7 Mistakes in Your Multivitamin: Analyzing Your Most Basic Supplement
Even the ultra-conservative (& often behind) American Medical Association recommends everyone take a Multi daily. The reasons are simple. Even if you eat a truly healthy diet (few of us even do that), we have deprived our soil of minerals (using chelating herbicides), and modified our foods to contain less nutrients (for taste, color, & sales). What kind should you take? All natural first of all.
7 Mistakes in Your Multivitamin
1. Use of synthetic vitamins - Just because a synthetic vitamin shares its chemical formula with a natural, doesn’t mean it shares its chemical structure. Picture your hands as vitamins. Each hand has five fingers, so we’ll label the chemical formula “F5.” So both are identical, right? That’s what proponents of synthetic vitamins will tell you. But you know better. Your right hand doesn’t work so well in a left-handed glove, does it? Vitamin E, for example: natural d-alpha tocopherol is a right-handed molecule, where synthetic dl-tocopherol (made from coal tar) is a left-handed molecule. Guess which one your body prefers?

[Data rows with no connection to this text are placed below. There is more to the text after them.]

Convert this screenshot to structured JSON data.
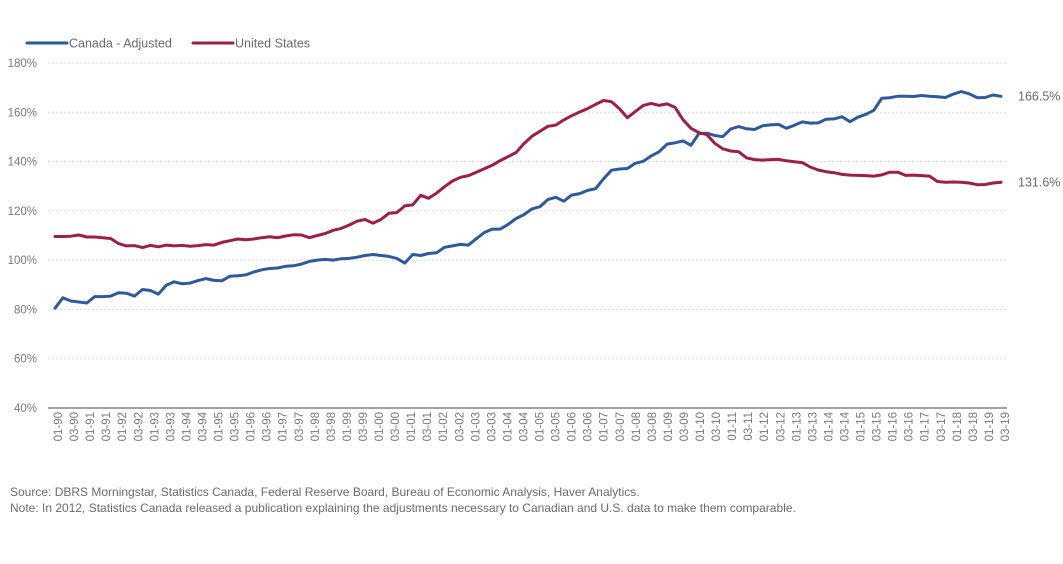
{
  "chart_data": {
    "type": "line",
    "title": "",
    "xlabel": "",
    "ylabel": "",
    "ylim": [
      40,
      180
    ],
    "yticks": [
      40,
      60,
      80,
      100,
      120,
      140,
      160,
      180
    ],
    "ytick_labels": [
      "40%",
      "60%",
      "80%",
      "100%",
      "120%",
      "140%",
      "160%",
      "180%"
    ],
    "x_tick_labels": [
      "01-90",
      "03-90",
      "01-91",
      "03-91",
      "01-92",
      "03-92",
      "01-93",
      "03-93",
      "01-94",
      "03-94",
      "01-95",
      "03-95",
      "01-96",
      "03-96",
      "01-97",
      "03-97",
      "01-98",
      "03-98",
      "01-99",
      "03-99",
      "01-00",
      "03-00",
      "01-01",
      "03-01",
      "01-02",
      "03-02",
      "01-03",
      "03-03",
      "01-04",
      "03-04",
      "01-05",
      "03-05",
      "01-06",
      "03-06",
      "01-07",
      "03-07",
      "01-08",
      "03-08",
      "01-09",
      "03-09",
      "01-10",
      "03-10",
      "01-11",
      "03-11",
      "01-12",
      "03-12",
      "01-13",
      "03-13",
      "01-14",
      "03-14",
      "01-15",
      "03-15",
      "01-16",
      "03-16",
      "01-17",
      "03-17",
      "01-18",
      "03-18",
      "01-19",
      "03-19"
    ],
    "grid": "horizontal",
    "legend_position": "top-left",
    "series": [
      {
        "name": "Canada - Adjusted",
        "color": "#2e5a9c",
        "end_label": "166.5%",
        "values": [
          80.5,
          84.7,
          83.4,
          83.0,
          82.6,
          85.2,
          85.2,
          85.4,
          86.8,
          86.6,
          85.4,
          88.1,
          87.7,
          86.2,
          89.8,
          91.2,
          90.4,
          90.7,
          91.7,
          92.5,
          91.8,
          91.6,
          93.5,
          93.7,
          94.0,
          95.2,
          96.1,
          96.6,
          96.8,
          97.5,
          97.7,
          98.4,
          99.5,
          100.0,
          100.3,
          100.0,
          100.6,
          100.7,
          101.2,
          101.9,
          102.3,
          101.9,
          101.5,
          100.7,
          98.8,
          102.3,
          101.9,
          102.7,
          103.0,
          105.2,
          105.8,
          106.4,
          106.1,
          108.7,
          111.2,
          112.6,
          112.6,
          114.5,
          116.9,
          118.5,
          120.8,
          121.7,
          124.6,
          125.5,
          123.9,
          126.4,
          127.0,
          128.3,
          129.0,
          133.0,
          136.5,
          137.0,
          137.2,
          139.3,
          140.1,
          142.3,
          144.0,
          147.1,
          147.6,
          148.4,
          146.6,
          151.4,
          151.5,
          150.6,
          150.1,
          153.2,
          154.2,
          153.3,
          153.0,
          154.5,
          154.9,
          155.1,
          153.5,
          154.7,
          156.1,
          155.6,
          155.7,
          157.2,
          157.3,
          158.2,
          156.2,
          158.0,
          159.2,
          160.8,
          165.7,
          165.9,
          166.5,
          166.5,
          166.4,
          166.8,
          166.5,
          166.3,
          166.0,
          167.4,
          168.4,
          167.5,
          165.9,
          166.0,
          167.0,
          166.5
        ]
      },
      {
        "name": "United States",
        "color": "#9c1f4a",
        "end_label": "131.6%",
        "values": [
          109.6,
          109.6,
          109.7,
          110.2,
          109.4,
          109.4,
          109.1,
          108.8,
          106.7,
          105.8,
          105.9,
          105.1,
          106.0,
          105.4,
          106.1,
          105.8,
          106.0,
          105.6,
          105.9,
          106.3,
          106.1,
          107.2,
          107.9,
          108.6,
          108.3,
          108.6,
          109.1,
          109.5,
          109.1,
          109.8,
          110.3,
          110.2,
          109.1,
          110.0,
          110.8,
          112.1,
          112.9,
          114.2,
          115.8,
          116.5,
          115.0,
          116.5,
          119.0,
          119.3,
          122.0,
          122.4,
          126.3,
          125.1,
          127.2,
          129.8,
          132.1,
          133.6,
          134.3,
          135.7,
          137.1,
          138.5,
          140.4,
          142.0,
          143.7,
          147.3,
          150.3,
          152.3,
          154.3,
          154.8,
          156.9,
          158.6,
          160.1,
          161.5,
          163.2,
          164.8,
          164.3,
          161.5,
          157.8,
          160.3,
          162.8,
          163.6,
          162.8,
          163.4,
          162.0,
          157.0,
          153.5,
          151.7,
          150.9,
          147.4,
          145.2,
          144.3,
          144.0,
          141.5,
          140.8,
          140.6,
          140.8,
          140.9,
          140.3,
          139.9,
          139.6,
          137.8,
          136.6,
          135.9,
          135.5,
          134.8,
          134.5,
          134.4,
          134.3,
          134.1,
          134.6,
          135.7,
          135.7,
          134.4,
          134.5,
          134.3,
          134.1,
          131.9,
          131.6,
          131.7,
          131.6,
          131.3,
          130.6,
          130.7,
          131.3,
          131.6
        ]
      }
    ]
  },
  "notes": {
    "source": "Source: DBRS Morningstar, Statistics Canada, Federal Reserve Board, Bureau of Economic Analysis, Haver Analytics.",
    "note": "Note: In 2012, Statistics Canada released a publication explaining the adjustments necessary to Canadian and U.S. data to make them comparable."
  }
}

2. Inclusion of artificial flavors - It’s bad enough that you have to check all your food for Splenda (sucralose), aspartame, acelsulfame K (6-methyl-1,2,3-oxathiazine-4(3H)-one 2, 2-dioxide), & saccharin. You shouldn’t have to check the product you are taking to make you healthier for these chemicals … but you do.
3. Inclusion of dyes and colors - With toxins like red 40 not even allowed in Europe, the mounting evidence against yellow 6, and large control group, double-blind, placebo-controlled studies showing cognitive upset with artificial colors in children, you’d think dyes and colors would be left out of at least our Multi’s. But profits win over our health yet again. Marketing studies show people more willing to take attractively colored pills, so we have colors to deal with now… and we’re the ones to blame.